"I eat soup and bacon."
Translation:Ithim anraith agus bágún.
It only accepts ithim which is right but technically itheann mé is also correct, which it doesn't accept. It should teach variation in the language
I agree that it should accept both the modern slang ithim and the more formal itheann mé. Even in English I some times use more formal speech patterns for emphasis, and was taught itheann mé in Ireland.
I don't know of any modern dialects where the analytic form "itheann mé" would be used in a present habitual statement in place of the synthetic "ithim". Do you? You will sometimes see the analytic in a one-word answer to a question. "An itheann tú bagún?" Usually "ithim", but occasionally "itheann".

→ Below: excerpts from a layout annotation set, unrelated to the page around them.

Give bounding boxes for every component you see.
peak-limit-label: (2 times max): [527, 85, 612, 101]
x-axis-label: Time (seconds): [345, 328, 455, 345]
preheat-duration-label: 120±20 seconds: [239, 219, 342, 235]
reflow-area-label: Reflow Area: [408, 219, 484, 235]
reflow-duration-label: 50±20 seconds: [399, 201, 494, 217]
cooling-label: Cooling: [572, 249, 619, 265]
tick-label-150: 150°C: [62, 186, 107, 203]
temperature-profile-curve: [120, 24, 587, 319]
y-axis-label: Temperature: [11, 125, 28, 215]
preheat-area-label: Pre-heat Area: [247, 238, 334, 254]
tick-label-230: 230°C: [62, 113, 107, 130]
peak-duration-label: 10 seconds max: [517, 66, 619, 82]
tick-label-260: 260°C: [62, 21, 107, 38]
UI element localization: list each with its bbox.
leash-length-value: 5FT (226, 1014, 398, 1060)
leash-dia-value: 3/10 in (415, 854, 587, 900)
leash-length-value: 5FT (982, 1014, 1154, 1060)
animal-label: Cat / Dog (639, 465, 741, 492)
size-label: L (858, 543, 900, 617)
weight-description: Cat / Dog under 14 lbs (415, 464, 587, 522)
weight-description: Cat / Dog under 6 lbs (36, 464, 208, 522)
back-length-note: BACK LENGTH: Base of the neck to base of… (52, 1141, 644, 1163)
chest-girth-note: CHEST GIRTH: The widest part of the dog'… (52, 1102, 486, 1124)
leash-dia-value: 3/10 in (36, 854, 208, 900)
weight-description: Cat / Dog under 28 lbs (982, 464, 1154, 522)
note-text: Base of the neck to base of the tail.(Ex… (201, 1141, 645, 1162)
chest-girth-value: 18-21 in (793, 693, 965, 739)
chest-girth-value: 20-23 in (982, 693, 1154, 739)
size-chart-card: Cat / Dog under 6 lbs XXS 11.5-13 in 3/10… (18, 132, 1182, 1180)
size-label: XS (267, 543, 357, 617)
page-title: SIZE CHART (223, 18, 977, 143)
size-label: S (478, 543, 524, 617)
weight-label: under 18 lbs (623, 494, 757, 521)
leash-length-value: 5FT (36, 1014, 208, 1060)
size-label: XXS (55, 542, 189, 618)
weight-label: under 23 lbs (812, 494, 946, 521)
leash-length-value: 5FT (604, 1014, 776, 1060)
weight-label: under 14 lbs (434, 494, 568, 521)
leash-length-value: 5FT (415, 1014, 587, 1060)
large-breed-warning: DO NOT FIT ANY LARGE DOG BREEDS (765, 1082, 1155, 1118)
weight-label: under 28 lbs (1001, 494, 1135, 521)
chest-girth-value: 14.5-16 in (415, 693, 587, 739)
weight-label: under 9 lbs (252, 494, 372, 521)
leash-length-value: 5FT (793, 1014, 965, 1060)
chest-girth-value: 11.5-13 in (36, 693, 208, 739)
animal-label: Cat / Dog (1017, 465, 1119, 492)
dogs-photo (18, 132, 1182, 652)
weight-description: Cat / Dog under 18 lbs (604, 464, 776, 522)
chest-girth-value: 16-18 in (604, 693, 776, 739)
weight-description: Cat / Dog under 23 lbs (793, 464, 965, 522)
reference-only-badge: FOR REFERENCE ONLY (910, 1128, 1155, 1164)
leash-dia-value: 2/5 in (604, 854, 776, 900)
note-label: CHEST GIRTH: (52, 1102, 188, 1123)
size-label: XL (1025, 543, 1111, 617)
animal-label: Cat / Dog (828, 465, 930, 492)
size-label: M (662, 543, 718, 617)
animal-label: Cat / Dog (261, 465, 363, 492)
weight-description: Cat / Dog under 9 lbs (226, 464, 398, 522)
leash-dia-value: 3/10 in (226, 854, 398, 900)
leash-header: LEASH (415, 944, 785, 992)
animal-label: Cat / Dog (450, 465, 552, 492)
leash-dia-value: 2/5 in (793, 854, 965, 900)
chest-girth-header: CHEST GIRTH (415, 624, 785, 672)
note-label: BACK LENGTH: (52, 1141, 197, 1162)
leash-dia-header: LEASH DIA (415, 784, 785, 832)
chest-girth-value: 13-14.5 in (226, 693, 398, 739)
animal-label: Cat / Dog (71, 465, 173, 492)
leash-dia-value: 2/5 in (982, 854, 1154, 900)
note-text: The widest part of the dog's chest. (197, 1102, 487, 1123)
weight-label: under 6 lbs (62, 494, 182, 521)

Just saying what I've come across vs. what my be technically correct. (And not pretending I can give the "authoritative" answer.) I think it's best for an introductory course like this to stick with common usage vs. theoretical possibility.
What do you think?
I learnt "Sú" which is the Ulster Irish equivalent for soup, as opposed to "anraith".
Perhaps it’s a shortened form of muiceoil shaillte or muiceoil leasaithe (“cured pork”)?
Dinneen’s 1904 dictionary noted that bácún, bagún, and muic-fheoil could all be translated as “bacon”.
Is the audio not saying "ithim aran agus bagun"? I know aran and anraith have similar sounds to them, but I'm pretty sure she's talking about bread here, no?